All examples reflect the actual SmartEco.SmartML API and recommended workflows.


Installing SmartML

pip install SmartEco

Importing SmartML

SmartML is exposed through the SmartEco package.

from SmartEco.SmartML import load_dataset, run_training, SmartML_Inspect

Inspect Available Models

SmartML_Inspect()

This will show:

  • Available classification models
  • Available regression models
  • Disabled models due to missing dependencies
  • Unavailable models are automatically excluded during execution.

Using OpenML Datasets

SmartML can load datasets directly from OpenML.

X, y = load_dataset(
    openml_id=562,
    target="usr",
    subset=None,
)

print(f"Dataset loaded: X={X.shape}, y={y.shape}")
  • OpenML datasets are treated the same as CSV datasets after loading.

Using Local CSV Datasets

SmartML supports standard CSV files.

X, y = load_dataset(
    csv_path="data/dataset.csv",
    target="label",
)
  • CSV and OpenML datasets follow the same internal pipeline.

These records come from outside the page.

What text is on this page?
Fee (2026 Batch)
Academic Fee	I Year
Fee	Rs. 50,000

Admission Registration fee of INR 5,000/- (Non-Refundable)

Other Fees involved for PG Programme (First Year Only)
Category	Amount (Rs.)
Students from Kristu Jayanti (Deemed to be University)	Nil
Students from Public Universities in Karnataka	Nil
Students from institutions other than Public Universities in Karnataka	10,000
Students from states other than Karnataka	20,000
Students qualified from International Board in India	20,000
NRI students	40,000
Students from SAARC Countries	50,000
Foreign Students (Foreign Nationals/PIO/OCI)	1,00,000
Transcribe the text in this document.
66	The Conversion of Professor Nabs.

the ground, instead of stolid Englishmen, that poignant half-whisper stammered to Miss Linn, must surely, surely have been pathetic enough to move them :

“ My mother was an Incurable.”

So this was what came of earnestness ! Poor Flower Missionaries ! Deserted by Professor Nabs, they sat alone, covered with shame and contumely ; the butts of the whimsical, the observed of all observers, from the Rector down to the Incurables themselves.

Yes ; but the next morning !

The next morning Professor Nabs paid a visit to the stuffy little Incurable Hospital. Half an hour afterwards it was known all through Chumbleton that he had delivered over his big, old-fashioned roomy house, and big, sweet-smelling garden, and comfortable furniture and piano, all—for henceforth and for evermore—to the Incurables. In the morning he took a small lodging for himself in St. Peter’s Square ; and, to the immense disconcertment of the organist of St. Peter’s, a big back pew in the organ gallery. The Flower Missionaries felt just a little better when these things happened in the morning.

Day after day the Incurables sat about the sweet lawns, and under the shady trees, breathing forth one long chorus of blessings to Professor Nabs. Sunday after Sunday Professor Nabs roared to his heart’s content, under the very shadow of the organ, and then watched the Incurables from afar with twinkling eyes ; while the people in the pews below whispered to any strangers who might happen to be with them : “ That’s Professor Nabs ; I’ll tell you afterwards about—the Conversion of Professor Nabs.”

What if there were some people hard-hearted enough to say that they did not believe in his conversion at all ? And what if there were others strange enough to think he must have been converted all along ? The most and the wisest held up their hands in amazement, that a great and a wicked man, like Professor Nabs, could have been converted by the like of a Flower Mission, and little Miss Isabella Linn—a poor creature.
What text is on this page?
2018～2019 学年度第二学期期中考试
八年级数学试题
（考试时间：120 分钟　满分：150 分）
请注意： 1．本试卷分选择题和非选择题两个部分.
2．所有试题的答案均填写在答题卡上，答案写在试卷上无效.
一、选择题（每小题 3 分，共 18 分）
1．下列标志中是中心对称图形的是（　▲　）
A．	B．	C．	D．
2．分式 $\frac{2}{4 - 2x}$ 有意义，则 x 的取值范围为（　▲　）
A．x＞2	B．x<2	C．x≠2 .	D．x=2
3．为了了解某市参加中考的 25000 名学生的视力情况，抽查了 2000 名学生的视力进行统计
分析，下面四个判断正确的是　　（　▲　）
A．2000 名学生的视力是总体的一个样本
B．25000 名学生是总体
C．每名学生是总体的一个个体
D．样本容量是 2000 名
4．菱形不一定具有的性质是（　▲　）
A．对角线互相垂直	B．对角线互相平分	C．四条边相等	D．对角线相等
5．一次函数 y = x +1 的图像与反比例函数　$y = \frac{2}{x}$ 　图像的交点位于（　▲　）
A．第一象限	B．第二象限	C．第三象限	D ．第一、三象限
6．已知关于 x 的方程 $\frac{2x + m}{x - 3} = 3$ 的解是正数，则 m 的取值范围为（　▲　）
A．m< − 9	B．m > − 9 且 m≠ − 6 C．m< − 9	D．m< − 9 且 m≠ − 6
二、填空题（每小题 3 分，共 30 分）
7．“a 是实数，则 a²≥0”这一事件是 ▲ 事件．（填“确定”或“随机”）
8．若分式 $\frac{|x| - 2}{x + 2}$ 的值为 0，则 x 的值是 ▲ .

Subsampling Large Datasets

For large datasets, subsampling can be used to get quick baseline results.

X, y = load_dataset(
    csv_path="data/large_dataset.csv",
    target="label",
    subset=50000,
)

Selecting Specific Models

Run Only Selected Models

results = run_training(
    X_df=X,
    y_ser=y,
    task="classification",
    models=[
        "random_forest",
        "xgboost",
        "lightgbm",
        "smartknn",
    ],
)

Exclude Models

results = run_training(
    X_df=X,
    y_ser=y,
    task="regression",
    exclude=[
        "svr",
        "knn",
    ],
)

Model names are:

  • Case-insensitive
  • Normalized internally
  • Task-specific

Sorting Results

SmartML does not auto-sort results.

  • Classification
results.sort_values("macro_f1", ascending=False)
  • Regression
results.sort_values("r2", ascending=False)

Full Code

from SmartEco.SmartML import load_dataset, run_training, SmartML_Inspect

SmartML_Inspect()


X, y = load_dataset(
    openml_id=562,
    target="usr",
    subset=None,
)

print(f"Dataset loaded: X={X.shape}, y={y.shape}")


results = run_training(
    X_df=X,
    y_ser=y,
    task="regression",
    exclude=[
        "tabnet",
        "nam",
    ],
    output_csv="results/benchmark.csv",
)

print(
    results.sort_values(
        "r2",
        ascending=False,
    )
)

Important Notes

  • SmartML does not validate task–dataset correctness
  • Wrong task selection will produce misleading results
  • SmartML is not a production pipeline
  • Benchmarks are dataset-specific